Biomed Chromatogr. 1993 Jan-Feb;7(1):41-4. doi: 10.1002/bmc.1130070111.
A simple high performance liquid chromatographic method combined with an enzyme sensor has been developed to measure 1,5-anhydroglucitol in urine. The enzyme sensor consists of a hydrogen peroxide electrode and a chitosan membrane of an immobilized pyranose oxidase. As the system does not resist interfering substances, urine samples are first purified by passing them through a two-layer column packed with (1) strongly basic anion (OH- form, the upper layer) and (2) strongly acidic cation (H+ form, the lower layer) exchange resins. 1,5-Anhydroglucitol is efficiently recovered in the flow-through fraction of the column. In this system, the minimum detectable concentration of 1,5-anhydroglucitol is 0.1 mg/L, and the measurable range extends from 0.1 to 60 mg/L. The coefficient of variation values of the within-day and day-to-day precisions are 3.0-6.5% and and 4.4-6.7% respectively, and there is good agreement between the results measured by our method and those obtained by the gas-liquid chromatographic/mass spectrometric method (r = 0.994). The method we have described here has been successfully used to elucidate a mechanism for the reducing 1,5-anhydroglucitol level in the serum and plasma of patients.

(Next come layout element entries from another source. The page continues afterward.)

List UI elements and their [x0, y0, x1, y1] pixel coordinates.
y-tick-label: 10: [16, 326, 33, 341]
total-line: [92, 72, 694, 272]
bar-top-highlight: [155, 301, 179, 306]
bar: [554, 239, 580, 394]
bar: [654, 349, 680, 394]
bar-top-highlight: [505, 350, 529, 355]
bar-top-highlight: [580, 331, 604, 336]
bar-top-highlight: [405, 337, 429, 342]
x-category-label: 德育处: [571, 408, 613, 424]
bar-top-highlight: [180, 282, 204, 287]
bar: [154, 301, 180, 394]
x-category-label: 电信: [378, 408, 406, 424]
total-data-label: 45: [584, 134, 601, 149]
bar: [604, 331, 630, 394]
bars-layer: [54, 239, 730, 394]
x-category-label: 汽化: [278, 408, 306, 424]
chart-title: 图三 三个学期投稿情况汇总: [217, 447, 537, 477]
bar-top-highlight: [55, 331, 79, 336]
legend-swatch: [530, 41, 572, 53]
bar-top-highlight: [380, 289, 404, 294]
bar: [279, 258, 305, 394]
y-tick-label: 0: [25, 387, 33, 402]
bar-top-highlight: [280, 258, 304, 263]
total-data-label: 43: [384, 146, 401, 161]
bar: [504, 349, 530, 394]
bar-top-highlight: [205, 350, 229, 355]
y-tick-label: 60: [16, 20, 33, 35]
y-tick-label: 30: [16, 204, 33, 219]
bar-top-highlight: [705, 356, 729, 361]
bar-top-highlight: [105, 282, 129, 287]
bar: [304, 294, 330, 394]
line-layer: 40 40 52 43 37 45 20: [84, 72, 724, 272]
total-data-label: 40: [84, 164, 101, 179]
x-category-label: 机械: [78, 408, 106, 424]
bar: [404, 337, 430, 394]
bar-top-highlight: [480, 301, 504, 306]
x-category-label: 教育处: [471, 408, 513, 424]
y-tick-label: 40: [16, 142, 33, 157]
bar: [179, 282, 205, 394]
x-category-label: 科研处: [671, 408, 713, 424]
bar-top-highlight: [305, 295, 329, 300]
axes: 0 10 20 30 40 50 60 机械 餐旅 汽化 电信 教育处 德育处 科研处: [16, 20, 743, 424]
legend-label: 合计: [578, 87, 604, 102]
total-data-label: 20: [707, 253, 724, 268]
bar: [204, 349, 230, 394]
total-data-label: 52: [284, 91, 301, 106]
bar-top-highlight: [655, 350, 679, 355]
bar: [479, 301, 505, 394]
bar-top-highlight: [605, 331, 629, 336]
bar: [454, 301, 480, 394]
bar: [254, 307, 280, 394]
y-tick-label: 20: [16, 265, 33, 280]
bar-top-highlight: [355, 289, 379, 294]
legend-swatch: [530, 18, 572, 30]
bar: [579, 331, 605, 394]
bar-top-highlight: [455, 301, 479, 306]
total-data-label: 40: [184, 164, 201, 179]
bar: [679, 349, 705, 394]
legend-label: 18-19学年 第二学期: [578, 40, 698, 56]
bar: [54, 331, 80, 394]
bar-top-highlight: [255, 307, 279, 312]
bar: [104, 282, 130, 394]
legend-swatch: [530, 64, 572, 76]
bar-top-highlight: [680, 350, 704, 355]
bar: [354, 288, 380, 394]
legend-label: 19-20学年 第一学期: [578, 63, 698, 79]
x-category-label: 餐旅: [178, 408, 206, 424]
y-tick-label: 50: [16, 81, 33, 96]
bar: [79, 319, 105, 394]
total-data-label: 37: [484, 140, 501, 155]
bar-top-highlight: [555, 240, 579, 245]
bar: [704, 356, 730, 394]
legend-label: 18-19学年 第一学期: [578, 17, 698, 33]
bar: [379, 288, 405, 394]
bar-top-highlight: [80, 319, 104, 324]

已开发出一种结合酶传感器的简单高效液相色谱法来测定尿液中的1,5-脱水葡萄糖醇。该酶传感器由过氧化氢电极和固定化吡喃糖氧化酶的壳聚糖膜组成。由于该系统不能抵抗干扰物质,尿液样品首先通过装有(1)强碱性阴离子(OH-型,上层)和(2)强酸性阳离子(H+型,下层)交换树脂的两层柱进行纯化。1,5-脱水葡萄糖醇在柱的流出部分中被有效地回收。在该系统中,1,5-脱水葡萄糖醇的最低可检测浓度为0.1mg/L,可测量范围为0.1至60mg/L。日内和日间精密度的变异系数值分别为3.0-6.5%和4.4-6.7%,并且我们的方法所测结果与气液色谱/质谱法所得结果之间具有良好的一致性(r = 0.994)。我们在此描述的方法已成功用于阐明患者血清和血浆中1,5-脱水葡萄糖醇水平降低的机制。